Entre o fim do cartão do adepto e as máscaras obrigatórias na rua, Marcelo promulga diplomas do último fôlego da legislatura

palaciodoplanalto / Flickr

O Presidente da República, Marcelo Rebelo de Sousa

O Presidente da República, Marcelo Rebelo de Sousa

Marcelo Rebelo de Sousa está agora a promulgar os diplomas que saíram da Assembleia da República nos últimos dias desta legislatura.

Depois de regressar da visita a Angola, o Presidente da República está agora a avaliar diplomas que foram aprovados pelo parlamento antes da sua dissolução. Apesar de ter vetado novamente a lei da eutanásia, há outras propostas que estão a ser promulgadas.

Depois de ter criticado mas acabado por promulgar a extinção do SEF e a delegação das suas funções nas outras forças de segurança, Marcelo promulgou agora o diploma que adia o fim do SEF durante mais quatro meses sem comentários adicionais.

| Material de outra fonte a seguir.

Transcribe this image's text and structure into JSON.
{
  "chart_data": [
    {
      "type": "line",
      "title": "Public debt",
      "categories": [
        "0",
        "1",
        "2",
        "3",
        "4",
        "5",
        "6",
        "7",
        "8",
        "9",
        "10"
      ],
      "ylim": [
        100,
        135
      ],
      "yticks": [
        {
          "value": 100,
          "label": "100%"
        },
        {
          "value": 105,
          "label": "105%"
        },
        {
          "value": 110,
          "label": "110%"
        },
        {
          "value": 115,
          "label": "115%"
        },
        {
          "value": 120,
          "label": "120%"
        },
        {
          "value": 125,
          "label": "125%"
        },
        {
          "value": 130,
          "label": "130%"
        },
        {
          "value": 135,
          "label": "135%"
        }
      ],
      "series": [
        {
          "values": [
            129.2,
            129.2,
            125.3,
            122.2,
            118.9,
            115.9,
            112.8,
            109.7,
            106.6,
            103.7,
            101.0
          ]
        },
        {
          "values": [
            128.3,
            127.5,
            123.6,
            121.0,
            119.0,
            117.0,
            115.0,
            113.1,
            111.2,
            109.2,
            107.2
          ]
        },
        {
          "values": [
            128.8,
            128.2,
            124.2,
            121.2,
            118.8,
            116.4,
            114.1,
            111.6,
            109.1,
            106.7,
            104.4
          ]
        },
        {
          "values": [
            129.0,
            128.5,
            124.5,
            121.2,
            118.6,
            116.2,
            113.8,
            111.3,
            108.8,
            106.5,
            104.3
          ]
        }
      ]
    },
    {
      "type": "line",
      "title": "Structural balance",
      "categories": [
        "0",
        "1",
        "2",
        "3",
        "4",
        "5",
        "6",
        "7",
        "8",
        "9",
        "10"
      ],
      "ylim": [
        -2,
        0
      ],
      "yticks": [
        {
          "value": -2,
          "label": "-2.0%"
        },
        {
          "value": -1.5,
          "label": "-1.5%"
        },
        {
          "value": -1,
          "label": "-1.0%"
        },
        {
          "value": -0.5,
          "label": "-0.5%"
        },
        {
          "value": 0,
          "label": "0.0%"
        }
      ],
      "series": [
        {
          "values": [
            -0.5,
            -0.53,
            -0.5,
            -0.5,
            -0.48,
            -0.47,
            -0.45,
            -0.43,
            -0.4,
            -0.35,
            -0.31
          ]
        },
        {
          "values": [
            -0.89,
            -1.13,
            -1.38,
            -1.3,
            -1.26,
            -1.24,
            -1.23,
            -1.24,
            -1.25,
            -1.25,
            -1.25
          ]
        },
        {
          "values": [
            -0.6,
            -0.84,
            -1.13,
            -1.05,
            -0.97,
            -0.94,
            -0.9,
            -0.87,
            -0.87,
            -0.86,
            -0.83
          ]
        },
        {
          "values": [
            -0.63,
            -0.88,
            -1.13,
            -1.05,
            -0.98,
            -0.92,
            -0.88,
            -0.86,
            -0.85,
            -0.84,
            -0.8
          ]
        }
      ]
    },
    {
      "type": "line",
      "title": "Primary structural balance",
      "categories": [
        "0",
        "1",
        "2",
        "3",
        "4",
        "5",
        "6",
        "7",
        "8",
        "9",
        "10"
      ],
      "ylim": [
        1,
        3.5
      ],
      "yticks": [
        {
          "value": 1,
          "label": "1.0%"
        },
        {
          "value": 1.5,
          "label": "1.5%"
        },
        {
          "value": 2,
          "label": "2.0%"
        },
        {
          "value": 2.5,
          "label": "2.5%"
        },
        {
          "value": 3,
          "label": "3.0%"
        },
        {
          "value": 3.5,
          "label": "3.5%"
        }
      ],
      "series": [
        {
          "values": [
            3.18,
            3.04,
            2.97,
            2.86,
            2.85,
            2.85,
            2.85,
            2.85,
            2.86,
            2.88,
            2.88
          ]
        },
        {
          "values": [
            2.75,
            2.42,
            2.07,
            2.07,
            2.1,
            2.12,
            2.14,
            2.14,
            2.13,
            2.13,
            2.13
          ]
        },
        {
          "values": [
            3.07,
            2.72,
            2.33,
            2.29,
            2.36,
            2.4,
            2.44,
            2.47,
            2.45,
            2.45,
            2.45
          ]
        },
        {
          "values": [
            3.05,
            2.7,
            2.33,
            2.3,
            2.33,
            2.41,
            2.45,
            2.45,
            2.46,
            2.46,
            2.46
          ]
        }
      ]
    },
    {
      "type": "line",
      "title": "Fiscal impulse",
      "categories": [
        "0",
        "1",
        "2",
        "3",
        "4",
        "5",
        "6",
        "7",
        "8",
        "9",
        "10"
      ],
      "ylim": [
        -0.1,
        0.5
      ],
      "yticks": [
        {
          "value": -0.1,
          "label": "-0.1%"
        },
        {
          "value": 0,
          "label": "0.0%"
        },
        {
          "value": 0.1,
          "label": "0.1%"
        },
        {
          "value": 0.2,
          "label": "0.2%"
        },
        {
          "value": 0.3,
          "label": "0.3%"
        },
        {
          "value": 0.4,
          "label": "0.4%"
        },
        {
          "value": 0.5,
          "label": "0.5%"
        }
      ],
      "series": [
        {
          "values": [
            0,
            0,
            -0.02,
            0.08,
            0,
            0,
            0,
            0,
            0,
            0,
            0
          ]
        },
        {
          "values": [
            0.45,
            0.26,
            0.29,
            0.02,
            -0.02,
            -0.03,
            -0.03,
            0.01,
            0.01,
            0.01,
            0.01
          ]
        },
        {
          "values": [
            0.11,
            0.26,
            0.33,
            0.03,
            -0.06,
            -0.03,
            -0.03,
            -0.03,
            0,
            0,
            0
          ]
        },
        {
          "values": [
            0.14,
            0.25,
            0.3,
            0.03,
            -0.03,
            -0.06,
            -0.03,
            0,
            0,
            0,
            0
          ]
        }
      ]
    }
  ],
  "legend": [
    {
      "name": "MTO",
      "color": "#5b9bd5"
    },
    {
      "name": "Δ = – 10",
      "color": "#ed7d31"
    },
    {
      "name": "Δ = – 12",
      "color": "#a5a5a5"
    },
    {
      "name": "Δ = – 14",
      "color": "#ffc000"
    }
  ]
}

Este adiamento foi pedido pelo PS, que o justificou com o aumento do número de novos casos de covid-19 e a necessidade do reforço no controlo das fronteiras. A proposta foi aprovada com votos a favor do PS, IL, Chega e PAN e as abstenções do PSD, CDS, PCP, BE e PEV. Ao prazo inicial era até 11 de Janeiro, mas foi agora alargado até Maio, tendo lugar já no pós-legislativas.

O eventual regresso do uso de máscara obrigatório na rua, que o Presidente já defendeu publicamente, também foi promulgado, num diploma que, por enquanto, só prevê que a medida possa voltar. O diploma dá poderes ao governo para, a título excepcional, voltar a impor o seu uso caso a evolução da pandemia assim o exija.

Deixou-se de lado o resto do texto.